The March deficit was $6.1 billion, the same as the median estimate in a Bloomberg survey of eight economists, compared with $9.6 billion in the same month last year, the central bank in Ankara said on its website today, The deficit was $4.2 billion in February.
Turkey’s current-account gap swelled to a record of more than 10 percent of gross domestic product last year as a booming economy sucked in imports. The lira’s slide in the second half of the year, coupled with the central bank’s monetary tightening to rein in loan growth, have helped narrow the gap since October.

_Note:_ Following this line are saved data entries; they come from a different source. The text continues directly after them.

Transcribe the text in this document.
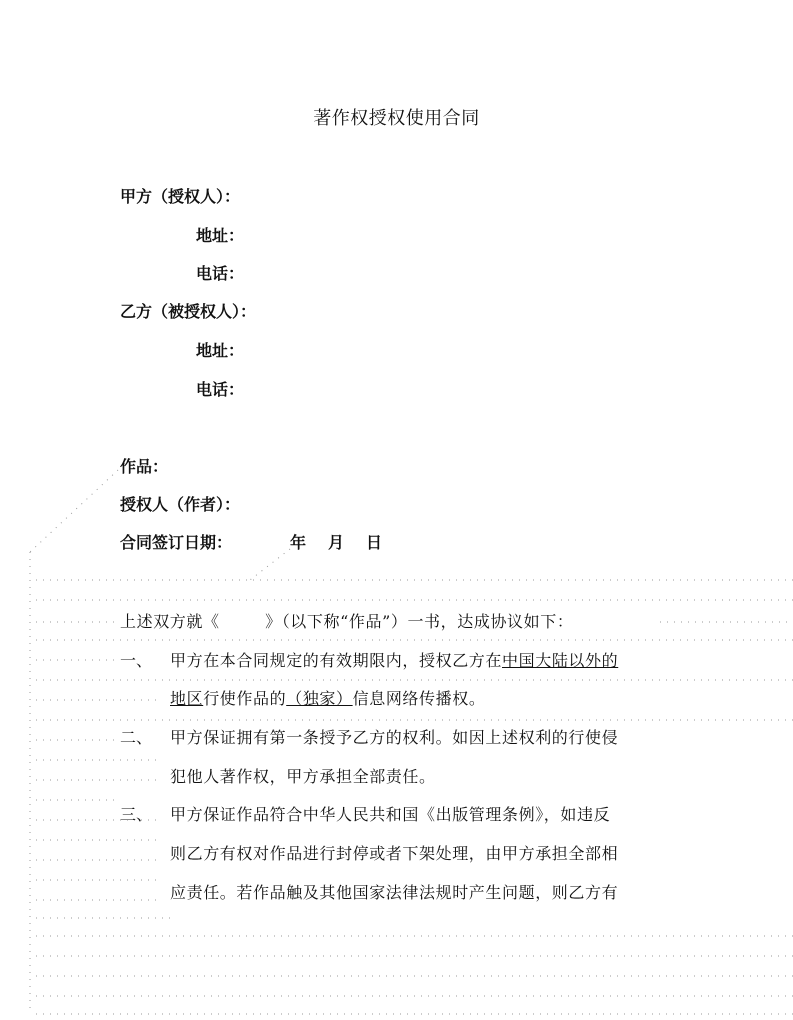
著作权授权使用合同
甲方（授权人）：
地址：
电话：
乙方（被授权人）：
地址：
电话：
作品：
授权人（作者）：
合同签订日期：	年 月 日
上述双方就《        》（以下称“作品”）一书，达成协议如下：
一、 甲方在本合同规定的有效期限内，授权乙方在中国大陆以外的
地区行使作品的（独家）信息网络传播权。
二、 甲方保证拥有第一条授予乙方的权利。如因上述权利的行使侵
犯他人著作权，甲方承担全部责任。
三、 甲方保证作品符合中华人民共和国《出版管理条例》，如违反
则乙方有权对作品进行封停或者下架处理，由甲方承担全部相
应责任。若作品触及其他国家法律法规时产生问题，则乙方有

“We are at or very close to the end of the sequential improvement in external deficit, given the central bank’s lira- supportive policy stance, high oil prices and gradual pick-up in economic activity,” Inan Demir, chief economist at Finansbank AS in Istanbul, said in e-mailed comments. He said the gap will shrink to $63 billion, or 7.7 percent of GDP, by year-end as “base effects will continue to support a narrowing.”
Central bank Governor Erdem Basci, who varies funding costs for banks on a daily basis within a so-called rate corridor, has tightened policy since February, pushing borrowing rates on the interbank market above 10 percent this week.
The lira has gained about 5.5 percent against the dollar this year, after an 18 percent slump in 2011. The currency dropped 0.5 percent to 1.7923 per dollar at 9:50 a.m. in Istanbul.